Posted by: Mary Warner | April 02, 2007 at 12:52 PM
Okay so it just occured to me that I am a _________? do you have a word for this? A person who fits into a niche market that can be marketed to via the internet..
For instance I just discovered that there are trips organized for knitters especially cruises and that completely appeals to me.
Posted by: Carla Ehrenreich | April 02, 2007 at 07:28 PM
personalized drugs are the way of the future.
Posted by: Myspace Generators | April 02, 2007 at 11:25 PM
http://www.slate.com/id/2162771/fr/flyout
Just read your book and it looks like Slate.com's Daniel Gross agrees with all your assertions.. he just doesn't know they have a name. Rock on.
Posted by: brent | April 03, 2007 at 08:53 AM
There is one major problem with the application of this thesis to drug discovery. Anderson summarizes the basic long tail phenomenon as a result of the falling costs of production and distribution, leading to ".....less need to lump products and consumers into one-size-fits-all containers". All well and good, as patients are not one-size-fits-all. however, in terms of costs of production, the exact opposite is true, and will continue to be true, for the process of drug discovery and development.
Posted by: John W | April 03, 2007 at 09:56 AM
More prosaic perhaps, but arguably not less important, is the long tail of US healthcare spending. A great deal of money is spent on the care of relatively few, and that skewed to quite specific population segments; not much on most of the rest of us.
Enterprises that offer employees and families health insurance, and that put some effort into investing sensibly in their health, regularly find that 75% of their resources are devoted to just 5% of their population; 30% of resources might easily be devoted to 0.5% of the population.
This long tail aspect of health economics - blockbuster rescue care for a few absorbing the lion's share of resources, with the balance spread thinly over a myriad of goods & services identified more or less legitimately as healthcare - is not so much surprising as "so obvious it goes unexamined" - unexamined for ways to reconfigure our thinking about health, the personal financial risks that healthcare entails, and the ways we individually and collectively dedicate resources to it.
Posted by: gjudd | April 03, 2007 at 10:18 AM
John W,
The trick is to start using destabilizing approaches and technologies that dramatically decrease the cost of bringing a drug to market. One relatively straightforward way is to reuse existing drugs for off label purposes. However, there are a host of new technologies on the market to start decreasing the cost of screening drugs for efficacy, side effects and application.
Posted by: BWJones | April 03, 2007 at 08:17 PM
We're barely able to fill the fat head, let alone talk about the long tail. Give biotech a century to figure out human biology and then we'll talk.

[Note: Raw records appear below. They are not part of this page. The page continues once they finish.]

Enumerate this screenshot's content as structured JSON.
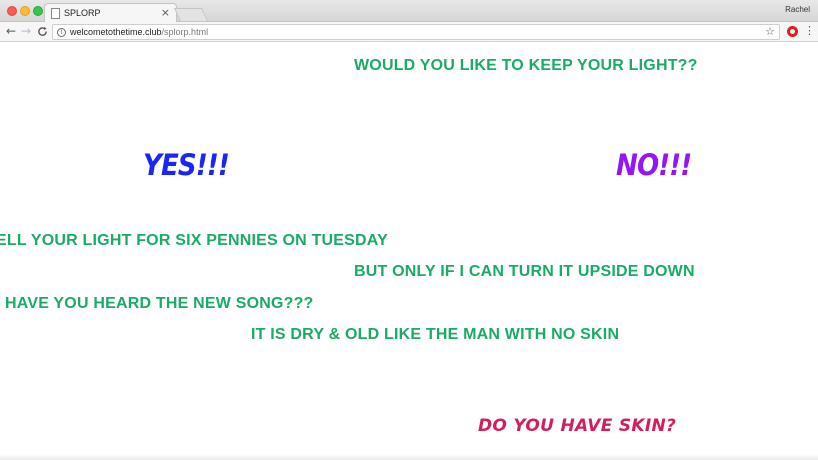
{
  "browser": {
    "tab_title": "SPLORP",
    "tab_close": "×",
    "profile_name": "Rachel",
    "url_host": "welcometothetime.club",
    "url_path": "/splorp.html",
    "back_icon": "←",
    "forward_icon": "→",
    "reload_icon": "C",
    "star_icon": "☆",
    "menu_icon": "⋮",
    "info_icon": "i"
  },
  "page": {
    "question": "WOULD YOU LIKE TO KEEP YOUR LIGHT??",
    "yes_label": "YES!!!",
    "no_label": "NO!!!",
    "line1": "ELL YOUR LIGHT FOR SIX PENNIES ON TUESDAY",
    "line2": "BUT ONLY IF I CAN TURN IT UPSIDE DOWN",
    "line3": "HAVE YOU HEARD THE NEW SONG???",
    "line4": "IT IS DRY & OLD LIKE THE MAN WITH NO SKIN",
    "skin_question": "DO YOU HAVE SKIN?"
  },
  "colors": {
    "green_text": "#1aab66",
    "yes_color": "#1a26f5",
    "no_color": "#9415f5",
    "skin_color": "#d41e5c",
    "opera_red": "#e31b23"
  }
}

Posted by: TW Andrews | April 03, 2007 at 09:03 PM
Pharma is relatively inflexible when it comes to democratising drug discovery or production - there are probably few industries which are more regulated... This limits the "Long Tail" appeal considerably. What about the concept and other heavily regulated sectors, by the way?
However, reading Chris' book, I immediately liked the idea of lowering the water level, i.e. lowering marketing cost.
In essence, the current Pharma sales force model pushes a lot of smaller products below the water line, creating kind of a vicious circle: Big sales forces need blockbusters - no blockbusters without mega sales forces.
The industry must take a serious look at low cost marketing and better marketing roi, before we can seriously think of moving into personalised medicine.